Crazy that people can write sentences like this with a straight face these days.

Of course a model does not really depreciate, the problem is they are forced by competitive pressure to offer newer/better models at the same price.

This is what the elites of the gilded age called "ruinous competition", and the solution today will be the same as back then: monopoly power. This has been the business plan of the tech VC industry for 25+ years.

Do they not depreciate?

The models don't learn without training, and they have finite context windows.

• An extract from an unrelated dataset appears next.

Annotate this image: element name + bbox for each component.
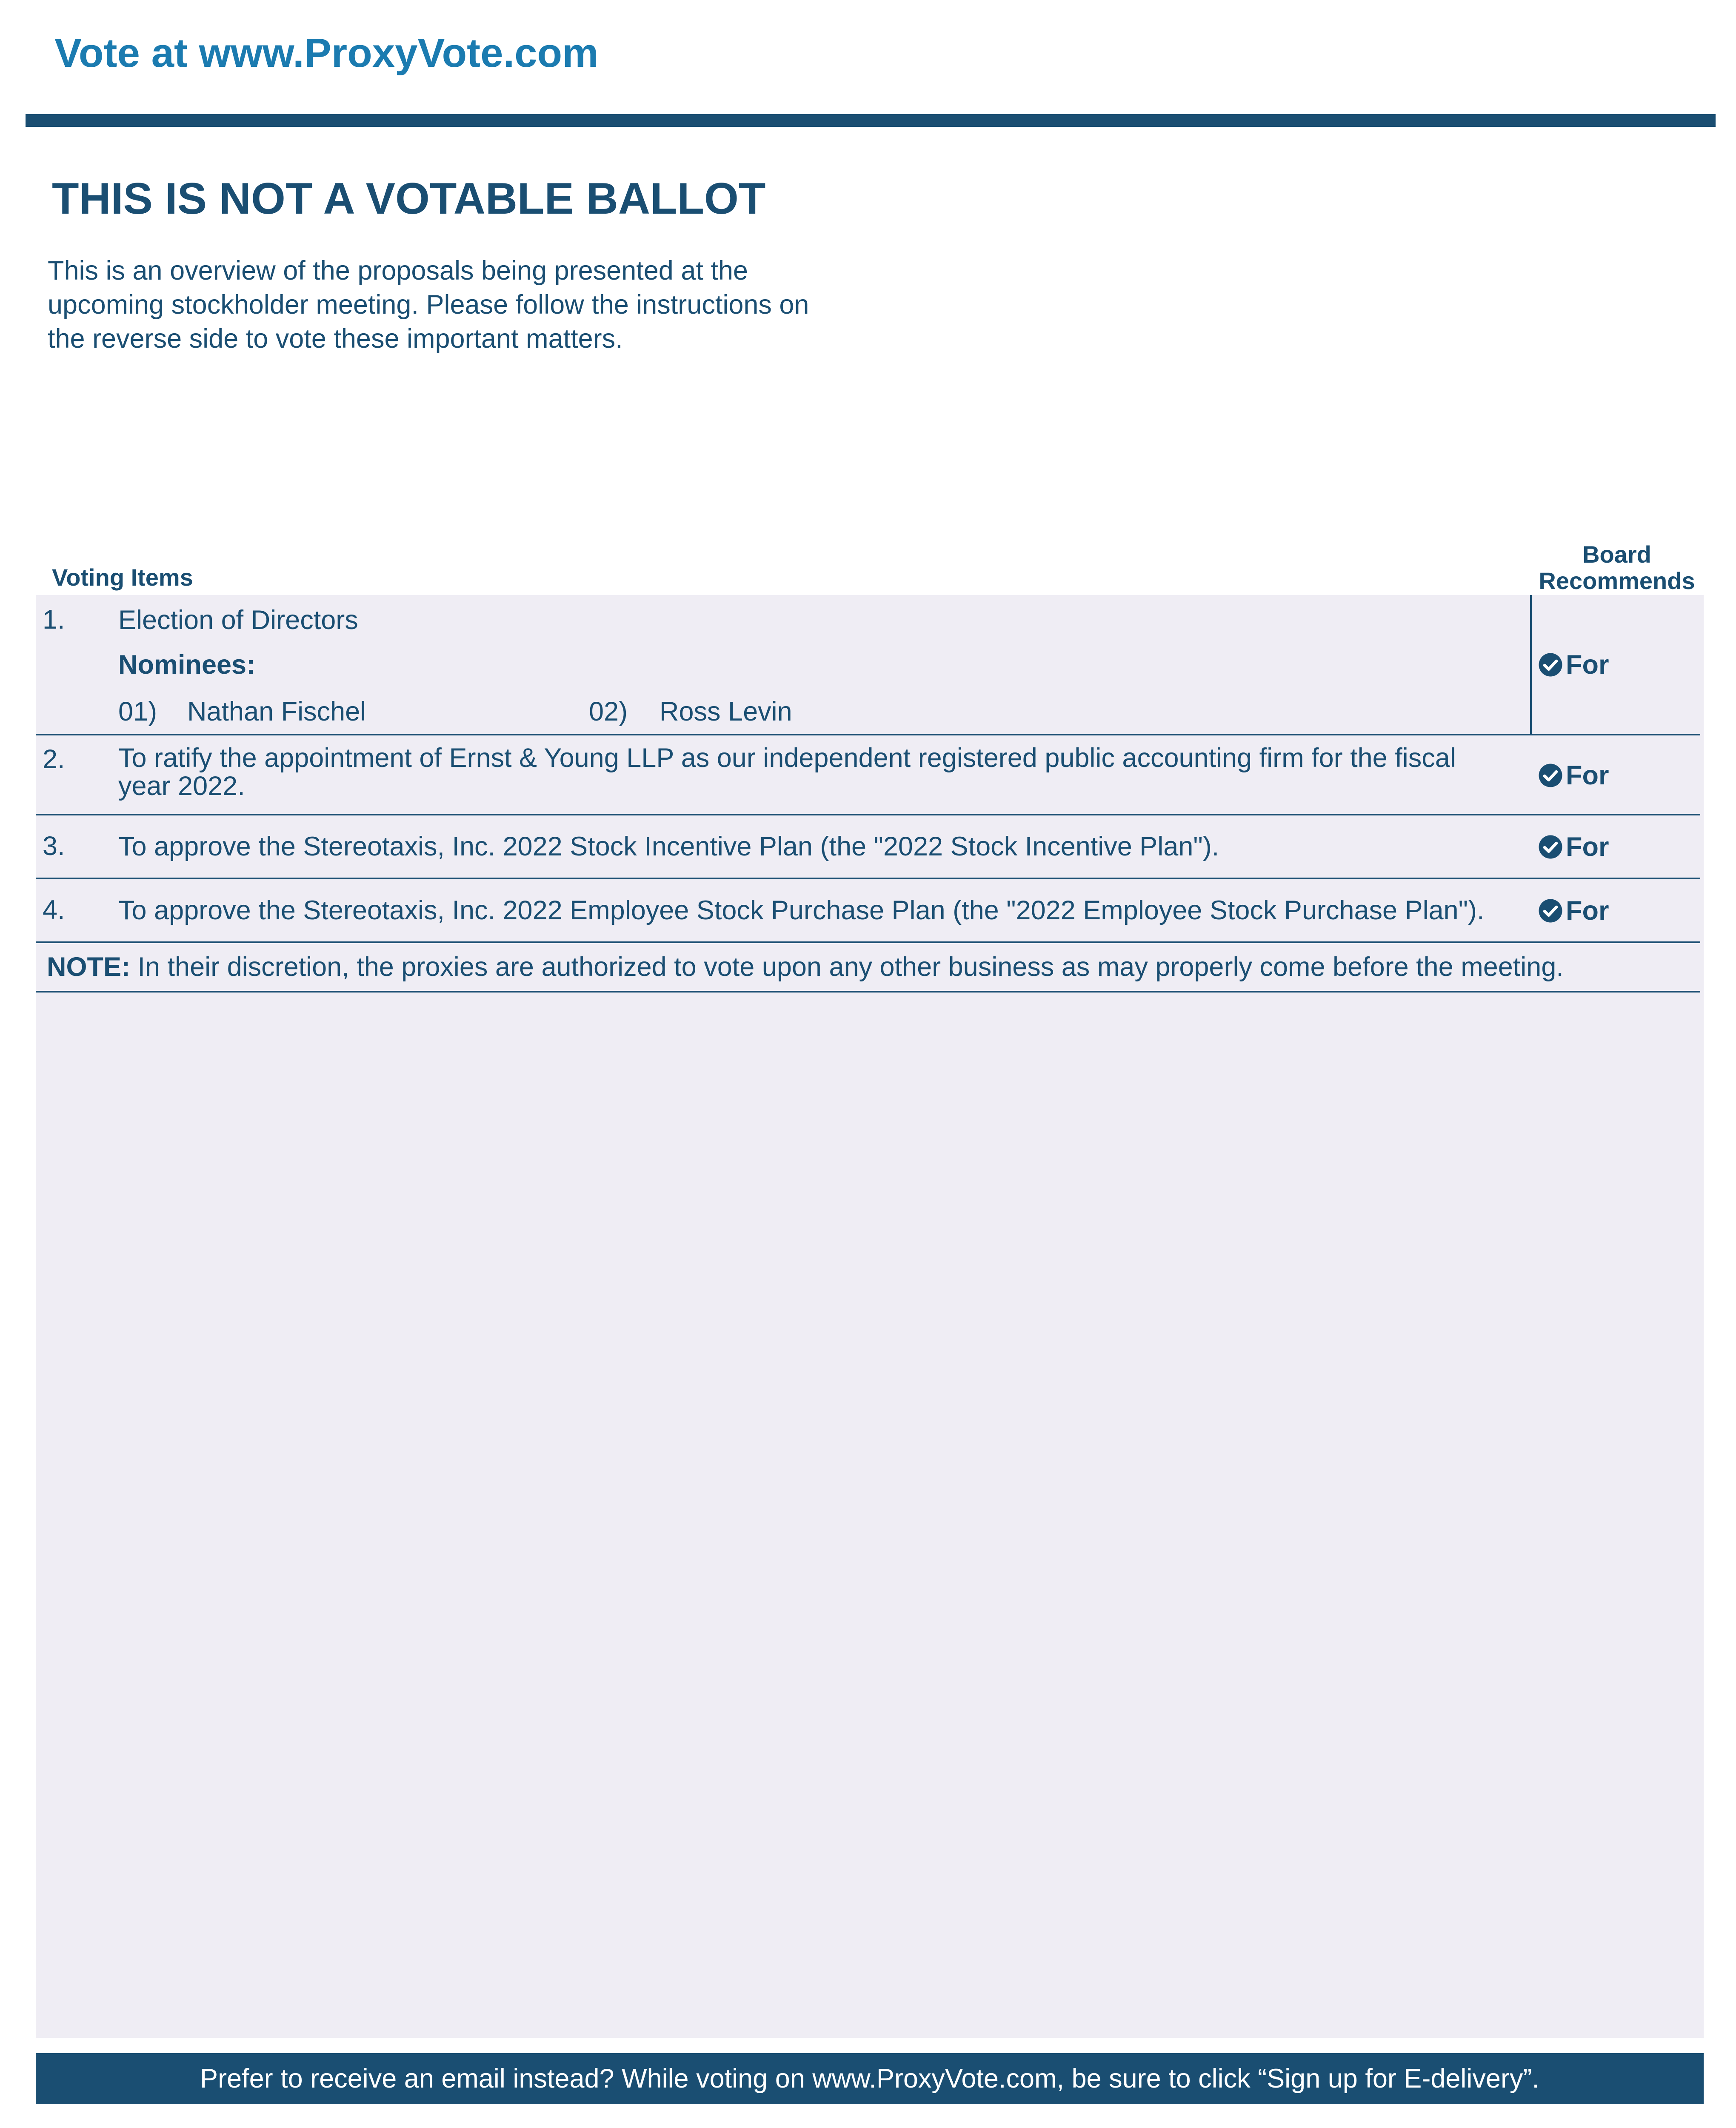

As software updates around the world, don't they have to be trained on the new information to stay up to date?

Fair, but in this context people are generally contemplating the need to replace the model with a new, much larger and more expensive model, not just refresh the training set.

It's partly about updating what it "knows", but more about keeping up with competitive pressure on capabilities.

I’m actually not familiar enough to know. Can models be refreshed for cheaper? I thought due to the black box nature of them that there would be no difference between updating and generating a whole new model.

Maybe they can get to a “good enough” level where the next model isn’t 10x the price but if the business model requires ever increasing sizes to paper over the r&d costs from the previous set then I don’t understand how they would transition to profitability

People? There's a guy upthread quoting the Anthropic CEO on how they view the value of increasing training against the offset of the entirety of the $35T worldwide labor market... It's not "people". It's the salesmen.